I don't even know how they managed to make this movie into such a boring uninteresting longwinded mess. Somehow they managed to make the whole cast seem so smug and unlikeable and the only one who seems to act even remotely close to a normal person is the ex-boyfriend Claude Becker. The ethnically diverse and extremely socially acceptable team of "experts" seem about as believable in their roles as Tommy Wiseau in the room. Let my break down some of the experts for you:

First you have the black IT expert who acts like a thug. I mean, if there's something hollywood has taught us over and over it's that black people are great hackers. She is a super intelligent hacker to boot, but still needs to act like some kind of a thug to fit a certain racial stereotype. She even has a sister who is a genius in some other field (magnets I guess) who also has to act like a thug. I mean isn't that how all geniuses act? People don't realize it, but when Albert Einstein wasn't working in the field of physics he was chilling in his homies' crib chugging down a 40 and riding in his homies' whip carrying a gat just looking for an excuse to bust a cap in any fool's a$s.

The asian thief. Again, if Hollywood has taught as anything, it's that asian people are good stealing stuff and karate.

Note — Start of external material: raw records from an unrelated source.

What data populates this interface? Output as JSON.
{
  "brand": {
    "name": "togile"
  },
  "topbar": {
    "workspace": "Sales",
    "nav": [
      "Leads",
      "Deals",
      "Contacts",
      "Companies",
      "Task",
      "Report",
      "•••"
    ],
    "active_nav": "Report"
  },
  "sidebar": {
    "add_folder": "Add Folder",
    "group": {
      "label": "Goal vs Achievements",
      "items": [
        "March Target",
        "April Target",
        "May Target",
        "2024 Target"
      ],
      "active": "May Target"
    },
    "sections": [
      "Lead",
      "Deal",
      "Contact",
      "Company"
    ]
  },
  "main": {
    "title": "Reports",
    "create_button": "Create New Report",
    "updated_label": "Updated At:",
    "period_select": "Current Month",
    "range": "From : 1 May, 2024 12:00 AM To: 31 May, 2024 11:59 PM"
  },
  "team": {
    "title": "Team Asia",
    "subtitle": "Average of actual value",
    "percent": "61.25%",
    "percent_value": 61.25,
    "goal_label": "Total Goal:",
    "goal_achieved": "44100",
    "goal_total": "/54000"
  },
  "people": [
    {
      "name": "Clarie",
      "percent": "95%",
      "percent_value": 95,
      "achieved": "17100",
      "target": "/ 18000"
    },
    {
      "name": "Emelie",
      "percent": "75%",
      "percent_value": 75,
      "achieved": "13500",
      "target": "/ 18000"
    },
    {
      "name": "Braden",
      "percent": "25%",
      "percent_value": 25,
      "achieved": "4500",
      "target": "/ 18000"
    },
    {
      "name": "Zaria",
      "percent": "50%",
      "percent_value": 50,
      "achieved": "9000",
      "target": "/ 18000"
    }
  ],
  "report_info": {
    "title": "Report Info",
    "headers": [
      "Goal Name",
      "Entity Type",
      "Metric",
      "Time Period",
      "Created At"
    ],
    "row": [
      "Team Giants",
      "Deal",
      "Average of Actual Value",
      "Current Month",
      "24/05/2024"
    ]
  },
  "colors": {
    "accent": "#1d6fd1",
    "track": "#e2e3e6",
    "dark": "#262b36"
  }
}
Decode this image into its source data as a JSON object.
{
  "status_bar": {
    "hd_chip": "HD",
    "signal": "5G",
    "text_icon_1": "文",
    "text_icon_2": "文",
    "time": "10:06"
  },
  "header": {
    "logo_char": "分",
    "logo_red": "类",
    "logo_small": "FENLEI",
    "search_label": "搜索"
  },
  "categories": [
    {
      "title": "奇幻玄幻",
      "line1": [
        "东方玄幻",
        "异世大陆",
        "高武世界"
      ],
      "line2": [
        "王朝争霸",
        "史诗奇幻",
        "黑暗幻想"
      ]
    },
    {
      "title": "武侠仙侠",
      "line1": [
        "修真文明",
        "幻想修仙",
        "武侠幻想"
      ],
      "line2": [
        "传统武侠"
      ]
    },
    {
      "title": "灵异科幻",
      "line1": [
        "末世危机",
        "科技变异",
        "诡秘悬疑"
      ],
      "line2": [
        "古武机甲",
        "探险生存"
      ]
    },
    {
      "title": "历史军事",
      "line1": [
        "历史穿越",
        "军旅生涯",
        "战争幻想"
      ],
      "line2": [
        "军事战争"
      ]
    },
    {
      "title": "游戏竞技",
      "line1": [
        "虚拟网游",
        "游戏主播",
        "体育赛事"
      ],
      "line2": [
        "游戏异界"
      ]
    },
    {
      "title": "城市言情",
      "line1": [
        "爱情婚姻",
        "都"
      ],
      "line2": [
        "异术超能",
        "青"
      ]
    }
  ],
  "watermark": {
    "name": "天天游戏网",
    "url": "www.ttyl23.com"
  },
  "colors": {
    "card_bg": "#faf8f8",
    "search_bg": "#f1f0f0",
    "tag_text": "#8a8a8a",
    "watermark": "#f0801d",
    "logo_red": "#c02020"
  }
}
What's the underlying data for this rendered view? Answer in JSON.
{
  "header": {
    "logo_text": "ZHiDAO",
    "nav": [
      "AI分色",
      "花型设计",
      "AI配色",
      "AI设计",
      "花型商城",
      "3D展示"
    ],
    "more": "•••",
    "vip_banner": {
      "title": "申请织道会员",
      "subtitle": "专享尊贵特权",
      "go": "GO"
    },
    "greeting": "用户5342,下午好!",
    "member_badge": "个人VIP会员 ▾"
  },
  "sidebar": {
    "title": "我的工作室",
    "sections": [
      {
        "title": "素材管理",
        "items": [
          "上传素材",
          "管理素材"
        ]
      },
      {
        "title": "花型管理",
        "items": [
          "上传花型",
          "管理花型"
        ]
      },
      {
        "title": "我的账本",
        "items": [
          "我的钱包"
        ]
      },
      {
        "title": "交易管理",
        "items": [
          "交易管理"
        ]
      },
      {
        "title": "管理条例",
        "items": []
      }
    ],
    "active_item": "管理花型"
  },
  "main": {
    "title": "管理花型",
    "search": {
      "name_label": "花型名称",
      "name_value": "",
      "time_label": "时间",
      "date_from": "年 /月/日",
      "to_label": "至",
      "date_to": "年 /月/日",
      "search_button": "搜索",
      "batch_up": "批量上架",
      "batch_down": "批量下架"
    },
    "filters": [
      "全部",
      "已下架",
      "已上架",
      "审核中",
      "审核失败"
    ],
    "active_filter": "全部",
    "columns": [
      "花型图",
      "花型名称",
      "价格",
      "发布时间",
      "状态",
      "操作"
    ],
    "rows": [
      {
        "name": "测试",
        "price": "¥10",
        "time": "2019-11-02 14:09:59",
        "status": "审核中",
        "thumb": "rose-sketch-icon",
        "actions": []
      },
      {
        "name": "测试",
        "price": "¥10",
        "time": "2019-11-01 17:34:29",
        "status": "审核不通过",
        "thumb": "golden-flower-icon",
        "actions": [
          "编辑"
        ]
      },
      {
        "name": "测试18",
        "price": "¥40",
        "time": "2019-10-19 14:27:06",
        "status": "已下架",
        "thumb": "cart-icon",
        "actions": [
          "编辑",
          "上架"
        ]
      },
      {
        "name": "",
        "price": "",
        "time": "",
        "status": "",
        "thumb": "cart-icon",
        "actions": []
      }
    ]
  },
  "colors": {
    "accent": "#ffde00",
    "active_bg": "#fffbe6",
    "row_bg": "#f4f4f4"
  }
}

The expert thief is apparently one of the best people in the craft of thievery. So how does she employ this renowned set of skills. She hustles tourists in the street in three card monty. You'd imagine there would be more lucrative ways to use those skills, but I guess not.

The Indian gemologist/lapidarist (or whatever) who is again apparently one of the best people in said field, but can't find a better use for these skills than work in her mother's small jewel sweat shop.

The fence. Just your typical soccer mom who has a garage full of stolen stuff that somehow apparently just appeared in there. If anyone, like your husband asks where they came from, just say you got it from Ebay. Yeah, that makes sense.

The mastermind. So, she spent the last five years planning this great heist and apparently planning for each minute detail like the number of security guards the diamond company would employ and how they would act etc. to a ridiculous degree. Then, after the great heist, she meets the insurance investigator, who kind of knows she did the job and she pretty much confesses to it, but instead of say recording said conversation, the investigator listens to the masterminds proposal, which is to give 10% back of the diamonds, which she planted on an innocent guy, and send the innocent guy to jail for the theft. Now obviously the insurance investigator has zero moral or other problems accepting this proposal and is never heard from again in the movie. Next scene innocent guy is going to jail. Jewelry company is apparently completely satisfied they got back 1/10 of the stolen diamonds. End movie. Such a happy ending.

I should also add that there is a lot of great comedy in this. I mean Sandra Bullock talking german to people who don't understand what she is saying. What could be more funny.